In einer Seitenstraße des Frankfurter Bahnhofsviertels liegt der größte „Konsumraum“ der Stadt. 250 Mal pro Tag kommen Suchtkranke hierher, um Drogen zu nehmen. Heute, wo die Einrichtung geschlossen ist, sieht es auf den ersten Blick aus wie im Krankenhaus: im Parterre ein Empfangstresen, Monitore, Sitzecke, Kaffeeküche. Im Obergeschoss ändert sich der Eindruck dramatisch.

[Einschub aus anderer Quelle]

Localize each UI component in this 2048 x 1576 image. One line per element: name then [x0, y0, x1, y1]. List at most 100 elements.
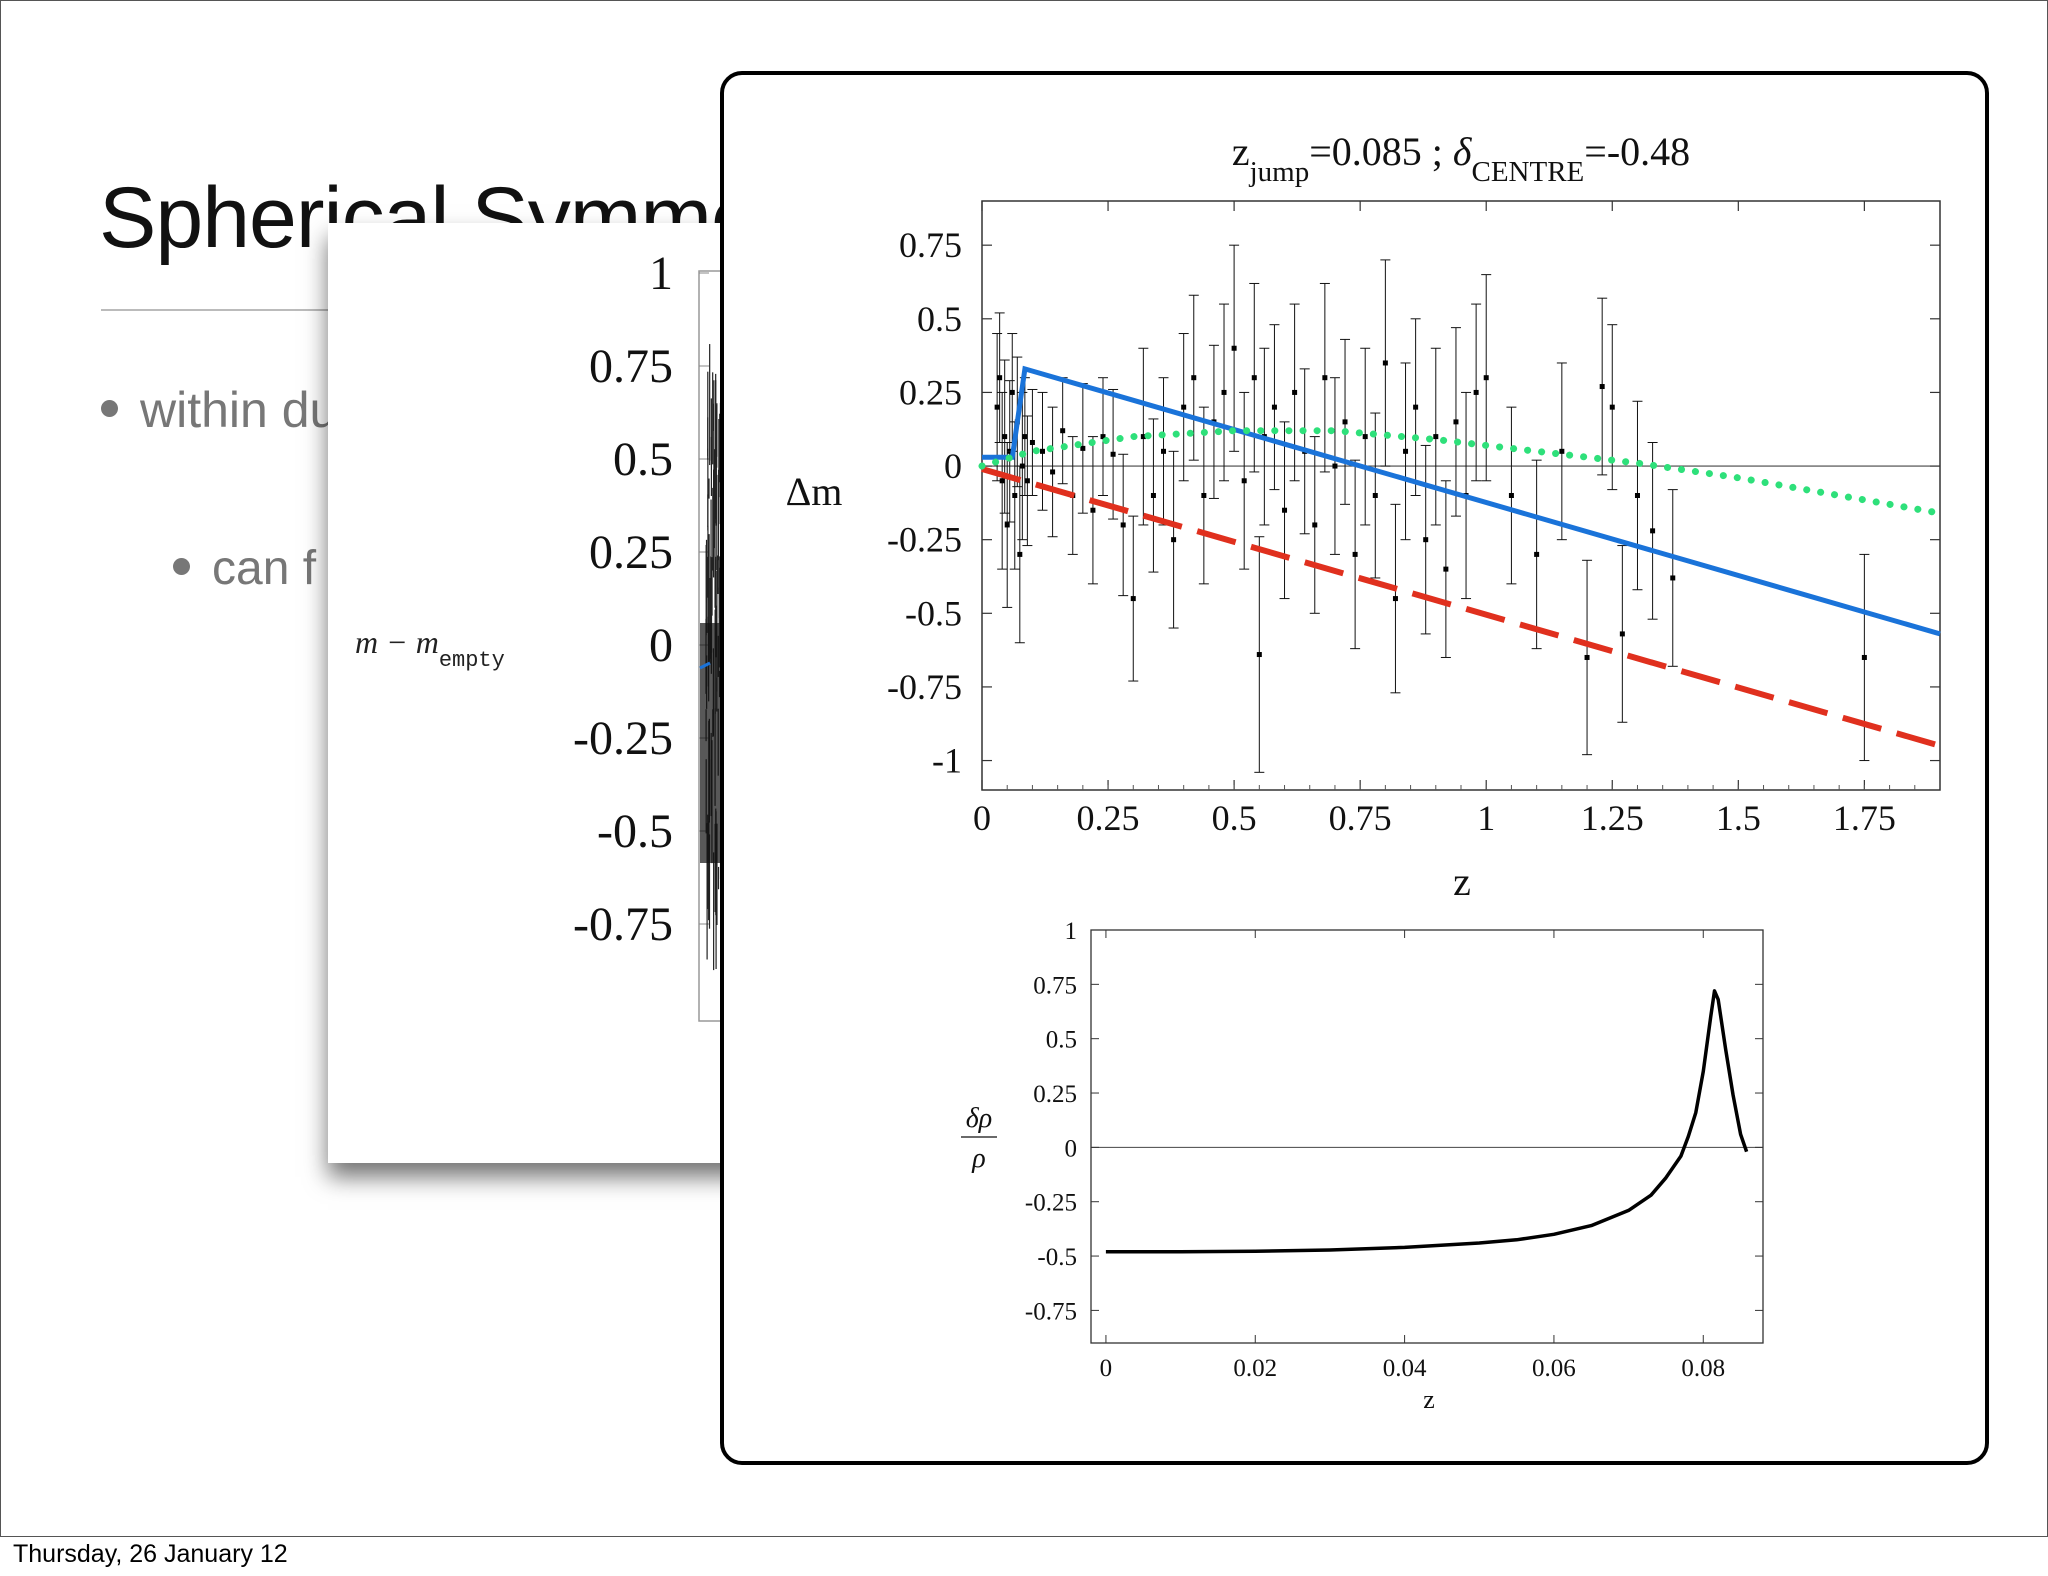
- main-data-point: [1599, 384, 1605, 390]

Alle Wände sind aus Glas, auch die Toiletten. Eine Treppe führt nur hinauf, eine nur hinunter – um Drogenhandel zu verhindern. Hier vier Plätze mit Aschenbecher für Crack-Raucher, dort zwölf Plätze für Heroin-Abhängige. Spritzen und Löffel liegen bereit, Teelichter zum Aufkochen und ein Spiegel über jedem Platz. „Das ist für die, die sich direkt in die Halsschlagader spritzen“, sagt Ronald Schneider, der die 2016 renovierte Einrichtung seit 2006 leitet.
Ihn kann nichts mehr schocken. Acht Mitarbeiter sind während der zwölfstündigen Öffnungszeiten (11 bis 23 Uhr) vor Ort. Sie registrieren, wer reinkommt und was konsumiert wird, beruhigen die auf Entzug schwer kontrollierbaren Klienten, weisen ihnen einen Platz im Konsumraum zu. „Das funktioniert wie am Flughafen“, sagt Schneider. Ärzte beantworten gesundheitliche Fragen, Sozialarbeiter suchen das Gespräch, vielleicht für einen Ausstieg.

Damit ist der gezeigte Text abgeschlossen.